Soheil Keshmiri et al. Sci Rep.

Abstract

Social and cognitive psychology provide a rich map of our personality landscape. What appears to be unexplored is the correspondence between these findings and our behavioural responses during day-to-day life interaction. In this article, we utilize cluster analysis to show that the individuals' facial pre-touch space can be divided into three well-defined subspaces and that within the first two immediate clusters around the face area such distance information significantly correlate with their openness in the five-factor model (FFM). In these two clusters, we also identify that the individuals' facial pre-touch space can predict their level of openness that are further categorized into six distinct levels with a highly above chance accuracy. Our results suggest that such personality factors as openness are not only reflected in individuals' behavioural responses but also these responses allow for a fine-grained categorization of individuals' personality.

Conflict of interest statement

The authors declare no competing interests.

Figures

Figure 1
Figure 1
Predetermined toucher-evaluator interaction positions. In this setting, the toucher (i.e., T) moves along the positions 0 through 8 and stretches his hand toward the face of the evaluator (i.e., E) who is seated in the middle. The two Kinect V2 sensors mounted behind the evaluator collect the joint and the head positions of the toucher and the evaluator. The location of two Kinect V2 sensors that were mounted behind the evaluators’ seat to automatically track the touchers’ hand and the evaluator’s face positions are visible in this figure.
Figure 2
Figure 2
Facial pre-touch data of all the participants. (A) Distribution of actual facial pre-touch distances (in cm). (B) Distribution of log-transformed facial pre-touch distances. (C) 3D map of facial pre-touch distances in which the individuals’ preferential facial personal space are shown along the z-axis. The schematic diagram of the face direction is shown under this subplot. (D) Akaike (AIC in red) and Bayesian (BIC in blue) information criteria unanimously identify K = 3 as the best number of clusters for facial personal space. Their values are: AIC = [12.034, 12.034, 11.986, 11.991, 11.993] and BIC = [12.034, 12.034, 11.987, 11.991, 11.993]. (E) 3D facial pre-touch distance clusters: C1 (red), C2 (green), and C3 (blue).

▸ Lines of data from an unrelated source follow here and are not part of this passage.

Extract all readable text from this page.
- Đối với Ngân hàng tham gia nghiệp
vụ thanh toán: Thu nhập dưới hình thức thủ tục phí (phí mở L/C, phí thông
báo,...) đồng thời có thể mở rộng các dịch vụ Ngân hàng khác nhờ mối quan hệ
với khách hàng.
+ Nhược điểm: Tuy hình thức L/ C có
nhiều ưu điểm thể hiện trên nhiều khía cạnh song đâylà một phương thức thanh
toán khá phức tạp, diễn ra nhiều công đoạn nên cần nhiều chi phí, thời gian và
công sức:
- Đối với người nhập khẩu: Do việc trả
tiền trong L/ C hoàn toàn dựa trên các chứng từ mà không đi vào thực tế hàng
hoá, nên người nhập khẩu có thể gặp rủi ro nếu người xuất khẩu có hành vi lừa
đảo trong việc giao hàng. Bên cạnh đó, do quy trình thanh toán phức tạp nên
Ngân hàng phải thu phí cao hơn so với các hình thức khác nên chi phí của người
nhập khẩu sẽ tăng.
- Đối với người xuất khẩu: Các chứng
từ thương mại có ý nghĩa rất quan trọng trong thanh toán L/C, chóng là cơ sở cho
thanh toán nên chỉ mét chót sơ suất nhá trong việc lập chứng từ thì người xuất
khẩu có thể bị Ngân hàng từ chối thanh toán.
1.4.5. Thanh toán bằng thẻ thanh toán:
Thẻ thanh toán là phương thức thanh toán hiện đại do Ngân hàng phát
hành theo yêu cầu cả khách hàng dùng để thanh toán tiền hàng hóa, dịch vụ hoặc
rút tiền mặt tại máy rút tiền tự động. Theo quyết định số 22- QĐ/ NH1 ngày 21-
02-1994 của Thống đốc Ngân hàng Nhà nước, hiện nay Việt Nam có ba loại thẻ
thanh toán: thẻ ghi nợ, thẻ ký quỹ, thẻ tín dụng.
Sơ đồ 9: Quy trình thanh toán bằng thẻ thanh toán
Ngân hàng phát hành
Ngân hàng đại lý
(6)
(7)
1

The schematic diagram of the face direction is shown under this subplot. (F) 2D facial pre-touch distance clusters that maps these distances against their corresponding azimuth angle.
Figure 3
Figure 3
Openness (O) versus pre-touch distance Spearman correlations. (A) Cluster C2 (B) Cluster C3 (C) Bootstrap (10,000 simulation runs) 95.0% confidence intervals (CI) of the Spearman correlation between participants’ facial pre-touch distances and their FFM openness scores. The mean of the bootstrapped correlation coefficients is shown with the yellow line, the 95.0% confidence intervals are the two red lines, and the null hypothesis H0 (i.e., no correlation) is the blue line.
Figure 4
Figure 4
KNN accuracy. (A) Overall performance (i.e., six openness levels combined) and without considering the clusters. (B) Comparison of the accuracy between different openness levels and without considering the clusters. This figure illustrates the distribution of 200 simulation rounds in which we randomly assigned 30.0% of entire data to test set and used the remainder of data for training these models. While splitting the data, we also ensured that a proper proportion of each labels (i.e., 30.0% per label) was assigned to the test set. In this figure, the asterisks mark the significant differences between openness level prediction accuracies.
Figure 5
Figure 5
Bootstrap (10,000 simulation runs) 99.0% confidence intervals (CI) for comparative analysis of the overall (i.e., clusters C2 and C3 combined) KNN accuracy. These subplots correspond to the difference between openness levels (A) 1 vs. 2 (B) 1 vs. 3 (C) 1 vs. 4 (D) 1 vs. 5 (E) 1 vs. 6 (F) 2 vs. 3 (G) 2 vs. 4 (H) 2 vs. 5 (I) 2 vs. 6 (J) 3 vs. 4 (K) 3 vs. 5 (L) 3 vs. 6 (M) 4 vs. 5 (N) 4 vs. 6 (O) 5 vs. 6. For each paired comparison the sample mean difference (i.e., μiμj, i = 1, …, 6, j = 1, …, 6) is shown with the yellow line, the 99.0% confidence intervals are the two red lines, and the null hypothesis H0 (i.e., mean difference is zero) is the blue line. Subplot (M) indicates that the comparative overall KNN performance (i.e., combined C2 and C3) between openness levels 4 and 5 is non-significant.
Figure 6
Figure 6
KNN accuracy. (A) C3 versus C2 in the case of within openness level. The asterisks mark the significant differences between openness level prediction accuracies. (B) Overlaid KNN accuracies for better visualization of the effect in clusters C3 and C2. (C) Precision, recall, and F1-score associated with KNN while predicting different openness level in C3 and C2. Column “Support” refers to the number of each openness levels that were included in each of these clusters’ test sets while testing the KNN predictions. The row “average” indicates the average precision, recall, and F1-score when all levels combined in their respective clusters.
Figure 7
Figure 7
Bootstrap (10,000 simulation runs) 99.0% confidence intervals (CI) for KNN performance on clusters C2 and C3 for paired openness (A) level 1 (B) level 2 (C) level 3 (D) level 4 (E) level 5 (F) level 6. For each paired comparison the sample mean difference (i.e., μC2μC3) is shown with the yellow line, the 99.0% confidence intervals are the two red lines, and the null hypothesis H0 (i.e., mean difference is zero) is the blue line. Whereas KNN performed significantly better in C3 for openness levels 2 (subplot (B)) and 6 (subplot (F)) its accuracy was significantly higher in C2 for openness levels 1 (subplot (A)), 3 (subplot (C)), 4 (subplot (D)), and 5 (subplot (E)).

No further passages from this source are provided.